If used on a single file, a text field replaces the file name in the Project Explorer. It can then be renamed in-place. The operation is confirmed using Enter. It can be canceled by pressing Escape or clicking away. A unique name for the file must be chosen.

RV Results

group: Results

Applicable to a single file or multiple files in the internal format or to the whole project.

This function is used to display the results of the measurements obtained using the function Measure RV. It can be used to display more detailed results for a single file or to combine the results from multiple files into a single table.

If used on a single file, the user can edit or delete individual measurements in a menu opened by right-clicking on the corresponding line.

If used on multiple files, the user can print the results into a .rvs, .cor or .ac file using the corresponding Print to ... file button. The printing of measurement errors is toggled by a checkbox next to these buttons.

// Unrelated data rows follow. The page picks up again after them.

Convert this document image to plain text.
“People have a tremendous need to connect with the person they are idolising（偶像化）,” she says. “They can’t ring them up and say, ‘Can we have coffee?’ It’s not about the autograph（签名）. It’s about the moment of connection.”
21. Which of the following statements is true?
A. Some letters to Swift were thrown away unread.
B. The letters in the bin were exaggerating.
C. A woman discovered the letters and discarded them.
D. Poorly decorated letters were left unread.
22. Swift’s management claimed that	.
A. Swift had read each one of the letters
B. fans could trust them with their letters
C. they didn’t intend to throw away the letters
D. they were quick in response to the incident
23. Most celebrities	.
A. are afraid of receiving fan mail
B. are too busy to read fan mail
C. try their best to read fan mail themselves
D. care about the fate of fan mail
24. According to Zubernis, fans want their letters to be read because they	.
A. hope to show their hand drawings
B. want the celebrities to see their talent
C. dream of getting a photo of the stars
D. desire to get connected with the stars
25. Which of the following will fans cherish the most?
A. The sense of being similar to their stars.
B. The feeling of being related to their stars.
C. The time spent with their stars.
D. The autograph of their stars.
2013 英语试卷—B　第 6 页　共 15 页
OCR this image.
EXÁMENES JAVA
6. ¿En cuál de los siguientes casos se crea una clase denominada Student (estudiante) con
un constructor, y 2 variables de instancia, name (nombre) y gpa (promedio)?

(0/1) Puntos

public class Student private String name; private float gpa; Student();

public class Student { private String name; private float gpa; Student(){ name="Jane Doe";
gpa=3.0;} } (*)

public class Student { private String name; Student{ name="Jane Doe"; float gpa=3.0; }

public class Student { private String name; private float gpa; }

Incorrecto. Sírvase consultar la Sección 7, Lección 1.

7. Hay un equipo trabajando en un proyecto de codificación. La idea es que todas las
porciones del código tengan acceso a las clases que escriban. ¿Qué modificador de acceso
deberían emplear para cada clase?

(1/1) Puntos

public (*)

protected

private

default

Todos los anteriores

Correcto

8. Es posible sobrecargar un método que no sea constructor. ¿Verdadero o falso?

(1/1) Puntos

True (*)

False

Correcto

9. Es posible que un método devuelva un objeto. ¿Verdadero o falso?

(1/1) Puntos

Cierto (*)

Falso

If used on the whole project, it's root directory is scanned for .spf files and continues as if they were selected manually.

Note: Duplicate measurements in a single file are highlighted.

Trim

group: Preprocessing

Applicable to a single file in the internal format.

This function can be used to limit the range of the spectrum to be used.

In a dialog, the minimum and maximum for the x values can be chosen. Confirming the dialog applies the change and displays the updated spectrum as if it was just loaded.

Note: This function might have unexpected effects on some of the other preprocessing functions.

Final Remarks

This program is still in active development and may contain bugs or crash unexpectedly, please always save and back up your work.

Any and all feedback is greatly appreciated.

Software is distributed under EPL 2.0.